MANILA, Philippines — Senators knew about the Disbursement Acceleration Program (DAP) as early as October 2011, Budget Secretary Florencio “Butch” Abad told a Senate hearing on Thursday.
Facing the hearing of the Senate committee on finance, Abad reminded that they had presented the DAP before the same body.
“Allow me first to thank the honorable senators for giving the Department of Budget and Management and my colleagues in the Executive another opportunity to speak about the Disbursement Acceleration Program,” he said in his opening statement.
“As you may remember, I had already presented DAP to the Senate committee on finance in October 2011, during the presentation of the proposed 2012 National Budget. I am very grateful that you have once again welcomed us into these halls to explain DAP anew, and this time for the benefit of the larger public,” he said.

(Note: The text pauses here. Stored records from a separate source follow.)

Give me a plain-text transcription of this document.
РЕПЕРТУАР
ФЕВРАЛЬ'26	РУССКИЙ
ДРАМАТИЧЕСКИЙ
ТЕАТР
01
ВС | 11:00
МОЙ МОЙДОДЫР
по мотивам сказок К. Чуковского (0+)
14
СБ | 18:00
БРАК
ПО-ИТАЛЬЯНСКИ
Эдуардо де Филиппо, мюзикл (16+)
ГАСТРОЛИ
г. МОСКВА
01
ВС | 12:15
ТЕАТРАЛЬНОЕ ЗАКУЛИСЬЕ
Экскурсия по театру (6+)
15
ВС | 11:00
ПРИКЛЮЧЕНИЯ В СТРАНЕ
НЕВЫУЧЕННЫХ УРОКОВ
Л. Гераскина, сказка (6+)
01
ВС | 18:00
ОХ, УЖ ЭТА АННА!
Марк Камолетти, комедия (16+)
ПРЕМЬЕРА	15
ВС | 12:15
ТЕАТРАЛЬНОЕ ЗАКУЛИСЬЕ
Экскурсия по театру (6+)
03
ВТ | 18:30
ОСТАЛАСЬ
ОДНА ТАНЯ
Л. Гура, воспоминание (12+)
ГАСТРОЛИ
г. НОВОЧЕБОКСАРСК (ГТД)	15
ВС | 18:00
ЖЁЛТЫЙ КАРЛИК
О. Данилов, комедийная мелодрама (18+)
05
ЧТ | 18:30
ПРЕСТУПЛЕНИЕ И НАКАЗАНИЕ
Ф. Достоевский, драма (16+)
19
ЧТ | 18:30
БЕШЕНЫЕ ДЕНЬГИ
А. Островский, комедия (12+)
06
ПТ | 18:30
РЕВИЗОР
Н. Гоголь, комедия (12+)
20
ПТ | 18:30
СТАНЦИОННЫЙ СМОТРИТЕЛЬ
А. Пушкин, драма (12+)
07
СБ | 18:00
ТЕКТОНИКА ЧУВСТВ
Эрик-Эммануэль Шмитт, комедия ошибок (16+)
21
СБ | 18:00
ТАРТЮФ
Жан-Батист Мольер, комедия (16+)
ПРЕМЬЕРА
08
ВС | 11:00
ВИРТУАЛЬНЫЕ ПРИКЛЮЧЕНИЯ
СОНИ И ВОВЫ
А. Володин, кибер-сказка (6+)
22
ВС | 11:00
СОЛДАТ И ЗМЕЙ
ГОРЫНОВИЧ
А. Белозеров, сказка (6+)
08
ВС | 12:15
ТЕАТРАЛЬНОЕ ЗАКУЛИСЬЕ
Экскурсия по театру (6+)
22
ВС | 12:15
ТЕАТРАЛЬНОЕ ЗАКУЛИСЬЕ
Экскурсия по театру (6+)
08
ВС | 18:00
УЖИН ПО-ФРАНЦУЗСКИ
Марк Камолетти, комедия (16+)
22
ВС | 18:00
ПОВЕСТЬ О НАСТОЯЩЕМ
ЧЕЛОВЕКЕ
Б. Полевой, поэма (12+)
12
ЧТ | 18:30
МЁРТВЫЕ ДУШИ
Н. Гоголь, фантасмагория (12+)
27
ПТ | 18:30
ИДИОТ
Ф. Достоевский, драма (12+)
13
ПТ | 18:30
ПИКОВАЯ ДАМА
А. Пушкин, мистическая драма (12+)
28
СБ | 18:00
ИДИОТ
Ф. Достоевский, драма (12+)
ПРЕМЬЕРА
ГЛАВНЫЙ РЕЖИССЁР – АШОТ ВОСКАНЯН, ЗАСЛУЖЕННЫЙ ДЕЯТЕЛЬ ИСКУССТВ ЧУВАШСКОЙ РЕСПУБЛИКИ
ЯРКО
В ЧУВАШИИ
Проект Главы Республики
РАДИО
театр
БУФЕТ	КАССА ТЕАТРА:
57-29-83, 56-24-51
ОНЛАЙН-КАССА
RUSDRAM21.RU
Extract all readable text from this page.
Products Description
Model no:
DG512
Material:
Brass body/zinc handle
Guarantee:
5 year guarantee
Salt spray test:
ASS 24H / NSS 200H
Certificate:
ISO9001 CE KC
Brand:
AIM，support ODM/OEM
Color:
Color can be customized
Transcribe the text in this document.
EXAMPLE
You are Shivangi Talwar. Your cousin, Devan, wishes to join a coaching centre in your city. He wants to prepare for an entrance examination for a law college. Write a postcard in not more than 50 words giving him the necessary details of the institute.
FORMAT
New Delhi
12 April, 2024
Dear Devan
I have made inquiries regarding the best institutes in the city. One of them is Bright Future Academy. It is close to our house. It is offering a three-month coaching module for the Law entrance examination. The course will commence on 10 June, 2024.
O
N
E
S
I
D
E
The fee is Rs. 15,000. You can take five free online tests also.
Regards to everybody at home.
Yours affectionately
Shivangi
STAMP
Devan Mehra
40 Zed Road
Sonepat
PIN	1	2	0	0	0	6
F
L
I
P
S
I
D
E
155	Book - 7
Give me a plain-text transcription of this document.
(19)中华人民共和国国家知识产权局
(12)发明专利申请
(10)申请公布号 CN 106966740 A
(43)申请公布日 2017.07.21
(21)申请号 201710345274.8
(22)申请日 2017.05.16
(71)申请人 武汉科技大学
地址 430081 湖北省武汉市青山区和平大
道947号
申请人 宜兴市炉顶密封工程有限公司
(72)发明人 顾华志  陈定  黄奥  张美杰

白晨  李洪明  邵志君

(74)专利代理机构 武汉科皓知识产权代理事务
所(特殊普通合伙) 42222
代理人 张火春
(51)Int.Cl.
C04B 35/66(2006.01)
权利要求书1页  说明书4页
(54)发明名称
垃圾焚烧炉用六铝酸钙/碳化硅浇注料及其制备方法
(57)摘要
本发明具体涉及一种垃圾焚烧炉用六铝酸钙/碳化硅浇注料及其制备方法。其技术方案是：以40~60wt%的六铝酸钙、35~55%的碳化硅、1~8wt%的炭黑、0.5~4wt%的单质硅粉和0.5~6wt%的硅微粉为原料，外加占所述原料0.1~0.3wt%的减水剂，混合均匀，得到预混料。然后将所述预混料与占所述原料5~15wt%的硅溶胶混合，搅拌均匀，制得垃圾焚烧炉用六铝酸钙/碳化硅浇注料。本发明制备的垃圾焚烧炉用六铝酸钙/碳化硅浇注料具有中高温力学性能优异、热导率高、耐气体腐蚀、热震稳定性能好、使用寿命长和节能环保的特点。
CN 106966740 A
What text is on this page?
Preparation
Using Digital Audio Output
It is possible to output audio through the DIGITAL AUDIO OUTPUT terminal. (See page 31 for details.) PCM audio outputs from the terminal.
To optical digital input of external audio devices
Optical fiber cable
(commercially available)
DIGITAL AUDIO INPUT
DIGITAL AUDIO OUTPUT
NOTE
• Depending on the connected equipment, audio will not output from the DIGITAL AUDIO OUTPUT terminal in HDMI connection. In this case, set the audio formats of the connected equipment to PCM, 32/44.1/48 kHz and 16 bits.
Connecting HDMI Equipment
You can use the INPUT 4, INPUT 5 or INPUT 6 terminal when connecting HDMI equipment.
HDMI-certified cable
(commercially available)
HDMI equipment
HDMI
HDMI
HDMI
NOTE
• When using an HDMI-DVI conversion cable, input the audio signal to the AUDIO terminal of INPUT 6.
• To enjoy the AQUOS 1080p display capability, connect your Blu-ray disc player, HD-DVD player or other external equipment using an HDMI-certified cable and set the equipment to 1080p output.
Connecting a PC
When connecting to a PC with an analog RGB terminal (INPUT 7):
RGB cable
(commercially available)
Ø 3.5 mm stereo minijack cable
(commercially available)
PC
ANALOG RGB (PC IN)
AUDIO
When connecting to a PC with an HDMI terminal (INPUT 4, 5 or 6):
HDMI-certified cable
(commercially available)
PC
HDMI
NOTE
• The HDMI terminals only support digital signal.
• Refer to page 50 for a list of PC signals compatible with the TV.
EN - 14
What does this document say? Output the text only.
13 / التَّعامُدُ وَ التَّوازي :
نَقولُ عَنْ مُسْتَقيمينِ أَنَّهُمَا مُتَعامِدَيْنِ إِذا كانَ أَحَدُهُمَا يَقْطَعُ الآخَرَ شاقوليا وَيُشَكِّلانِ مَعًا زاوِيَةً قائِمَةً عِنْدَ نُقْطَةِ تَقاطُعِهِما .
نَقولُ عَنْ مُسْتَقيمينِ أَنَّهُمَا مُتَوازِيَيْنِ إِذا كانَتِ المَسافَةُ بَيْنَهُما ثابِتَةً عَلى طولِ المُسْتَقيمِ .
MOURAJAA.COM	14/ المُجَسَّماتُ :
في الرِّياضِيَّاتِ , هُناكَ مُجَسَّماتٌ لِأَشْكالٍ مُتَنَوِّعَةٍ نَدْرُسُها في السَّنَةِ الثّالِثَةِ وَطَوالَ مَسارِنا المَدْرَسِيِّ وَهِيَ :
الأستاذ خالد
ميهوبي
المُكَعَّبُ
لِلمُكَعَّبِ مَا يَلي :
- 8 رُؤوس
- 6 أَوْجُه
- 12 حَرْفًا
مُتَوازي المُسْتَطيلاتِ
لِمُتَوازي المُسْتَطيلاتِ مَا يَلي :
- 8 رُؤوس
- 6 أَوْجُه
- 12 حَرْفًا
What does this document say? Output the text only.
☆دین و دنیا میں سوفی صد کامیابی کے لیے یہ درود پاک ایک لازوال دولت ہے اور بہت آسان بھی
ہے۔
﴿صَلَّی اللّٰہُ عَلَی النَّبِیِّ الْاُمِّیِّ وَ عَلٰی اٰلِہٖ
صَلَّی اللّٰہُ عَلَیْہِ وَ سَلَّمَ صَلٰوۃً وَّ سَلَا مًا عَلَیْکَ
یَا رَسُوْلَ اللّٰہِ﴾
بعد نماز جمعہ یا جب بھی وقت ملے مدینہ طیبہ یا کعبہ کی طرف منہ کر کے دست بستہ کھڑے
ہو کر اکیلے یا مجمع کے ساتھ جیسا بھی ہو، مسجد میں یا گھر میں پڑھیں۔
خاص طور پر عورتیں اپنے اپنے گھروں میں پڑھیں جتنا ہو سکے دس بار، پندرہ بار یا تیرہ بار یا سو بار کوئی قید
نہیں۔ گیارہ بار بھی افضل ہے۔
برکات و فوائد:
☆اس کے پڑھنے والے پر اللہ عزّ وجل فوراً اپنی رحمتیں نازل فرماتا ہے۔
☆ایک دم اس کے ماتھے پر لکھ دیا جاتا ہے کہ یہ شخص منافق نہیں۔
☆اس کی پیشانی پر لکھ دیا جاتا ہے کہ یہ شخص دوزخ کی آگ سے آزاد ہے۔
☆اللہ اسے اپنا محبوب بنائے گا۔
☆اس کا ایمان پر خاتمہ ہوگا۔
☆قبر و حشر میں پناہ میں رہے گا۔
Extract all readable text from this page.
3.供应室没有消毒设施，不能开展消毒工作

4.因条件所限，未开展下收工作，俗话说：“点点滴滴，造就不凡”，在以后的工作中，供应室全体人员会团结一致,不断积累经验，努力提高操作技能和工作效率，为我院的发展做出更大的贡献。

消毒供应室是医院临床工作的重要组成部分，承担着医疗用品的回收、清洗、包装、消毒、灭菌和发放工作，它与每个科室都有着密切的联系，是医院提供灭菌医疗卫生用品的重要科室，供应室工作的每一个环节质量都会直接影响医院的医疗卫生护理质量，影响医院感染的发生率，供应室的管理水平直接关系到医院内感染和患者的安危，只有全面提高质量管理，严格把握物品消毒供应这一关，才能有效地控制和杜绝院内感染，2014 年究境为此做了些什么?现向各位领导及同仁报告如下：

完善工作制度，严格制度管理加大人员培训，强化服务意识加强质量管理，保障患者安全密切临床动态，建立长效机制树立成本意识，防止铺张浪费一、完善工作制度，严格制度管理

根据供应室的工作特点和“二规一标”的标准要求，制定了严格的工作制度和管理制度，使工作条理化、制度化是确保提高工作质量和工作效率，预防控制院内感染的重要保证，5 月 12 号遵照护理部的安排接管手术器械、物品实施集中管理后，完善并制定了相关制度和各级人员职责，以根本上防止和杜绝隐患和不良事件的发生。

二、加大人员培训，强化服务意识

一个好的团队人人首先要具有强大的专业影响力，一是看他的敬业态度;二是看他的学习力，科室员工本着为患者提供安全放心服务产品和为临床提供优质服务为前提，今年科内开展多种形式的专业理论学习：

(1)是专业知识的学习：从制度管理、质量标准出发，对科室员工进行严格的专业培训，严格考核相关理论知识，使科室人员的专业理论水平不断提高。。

Abad said they presented the DAP to the committee as a “viable solution for accelerating government expenditures.”
“We knew that this could be done. After all, the generation and use of savings of which DAP is an example is not a new practice,” he said.
Under the leadership of the late President Cory Aquino, Abad said, the use of savings “took the form of the imposition of reserves, where allocations were withheld because of a fiscal deficit.”
“The practice was thus named the Reserve Control Account,” he said.
Abad said this way of using savings continued on in the Ramos and Estrada administrations. Under the Arroyo administration, he said, the practice was plainly dubbed the “use of Overall Savings.”
And while the DAP was launched without fanfare in 2011, he said his office, the Department of Budget and Management, issued a statement announcing the program’s implementation.
“However, when DAP finally began making headlines in 2013, we were frequently told that nobody had heard of it. Some groups even implied that the program had been deliberately kept under wraps so that the DBM could avoid the burden of accountability,” Abad said.
“But this is ridiculous. Not only did the DBM announce the existence of DAP from its very inception; the launching of DAP was covered by major broadsheets, including the Manila Bulletin, Business Mirror, and Philippine Daily Inquirer,” he pointed out.
Abad stressed that DAP wasn’t implemented “without thought or design.”
It was strategic not only in its purpose, but also in its implementation. Remember that we designed DAP not just to speed up spending, but to use public funds to spur socio-economic development,” he said.
Abad also said the practice of “cross-border” transfers of savings was “not uncommon.”
“Historically speaking, cross-border transfers of savings from one branch of government to another or to fiscally autonomous agencies were not uncommon,” he said.
Over the last 22 years, he said, savings have been used “to augment the budgets of Congress, the judiciary and other constitutional bodies independent from all three branches of government.”
“Not only has it been done before, we knew that we could implement DAP because the law permitted it,” he added.